Pazar, Temmuz 30, 2006

Latife Hanım

Hani sorulmuştu ya, bu yaz ne okuyorsunuz diye... Listemdeki kitaplardan İpek Çalışlar'ın 'Latife Hanım' kitabını nihayet bitirdim.

Latife Hanımın, haksız yere oturtulduğu, bir tür 'Yoko Ono' konumuyla hiç ama hiç ilgisi bulunmadığını; onun, zamanının çok ilerisinde bir insan olduğunu sayfa sayfa öğrendim. Çoğu yerde gözlerimin yaşarmasına, küçük çapta ağlamalarıma engel olamadım.

Resmi tarihin, daha doğrusu resmi tarih düzenini yürüten fesat odaklarının, yıllar yılı bu ülkeyi nasıl uyuttuğunu, kaç nesli utanmadan kandırdığını bir de bu vesileyle görmek isterseniz, bu kitabı mutlaka okuyun.

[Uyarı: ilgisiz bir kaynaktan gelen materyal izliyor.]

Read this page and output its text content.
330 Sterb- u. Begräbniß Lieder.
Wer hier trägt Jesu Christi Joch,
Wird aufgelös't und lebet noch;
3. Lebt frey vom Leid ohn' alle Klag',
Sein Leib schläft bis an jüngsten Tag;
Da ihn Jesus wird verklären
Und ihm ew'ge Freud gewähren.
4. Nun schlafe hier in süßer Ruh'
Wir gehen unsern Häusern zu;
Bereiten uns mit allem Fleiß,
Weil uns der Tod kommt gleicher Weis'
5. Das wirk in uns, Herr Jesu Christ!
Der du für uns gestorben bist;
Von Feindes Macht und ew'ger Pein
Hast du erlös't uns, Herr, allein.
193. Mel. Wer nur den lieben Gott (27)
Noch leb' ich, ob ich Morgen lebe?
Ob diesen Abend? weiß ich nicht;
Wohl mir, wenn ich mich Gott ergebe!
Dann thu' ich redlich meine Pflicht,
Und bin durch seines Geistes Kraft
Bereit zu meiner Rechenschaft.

(İronik olan, Latife Uşşakî'nin titizlikle sakladığı ve varislerince Türk Tarih Kurumuna intikal ettirilen evrakın içeriğinin yayınlanmasının, açıklanmasının hâlâ 'sakıncalı' (!) görülmesi...)

1 Comments:

Blogger Maksude Kılınç said...

Eğer babamdan bana sıra gelirse okuyacağım inşallah.
Ne o bana yetişebiliyor ne de ben ona...

Bir tarihçi arkadaşım kitabı okurken sık sık ağladığını söylemişti. Çok etkilenmiş ve tarihçilere kızmıştı okurken. Sen de böyle dedin ya, artık babamı sıkıştırmamın zamanı geldi demektir.

Bu arada sen hazır Çeşme-Alaçatı havasını solumuşken, sana iki kitap tavsiyem var; Alaçatılı ve Azab Ağa. Yazarı Mehmet Culum. O da bir Alaçatılı ve kendi ailesini anlatırken aslında yakın tarihimizi ve Türk/Yunan göçerlerini, mübadele yıllarını, insanların çektiklerini yalın bir dille anlatmış. Alaçatılı şu anda kitapçılarda ve yeni çıktı ama Azab Ağa pek bulunamıyor. Bilgin olsun. Fikirlerini duymak isterim.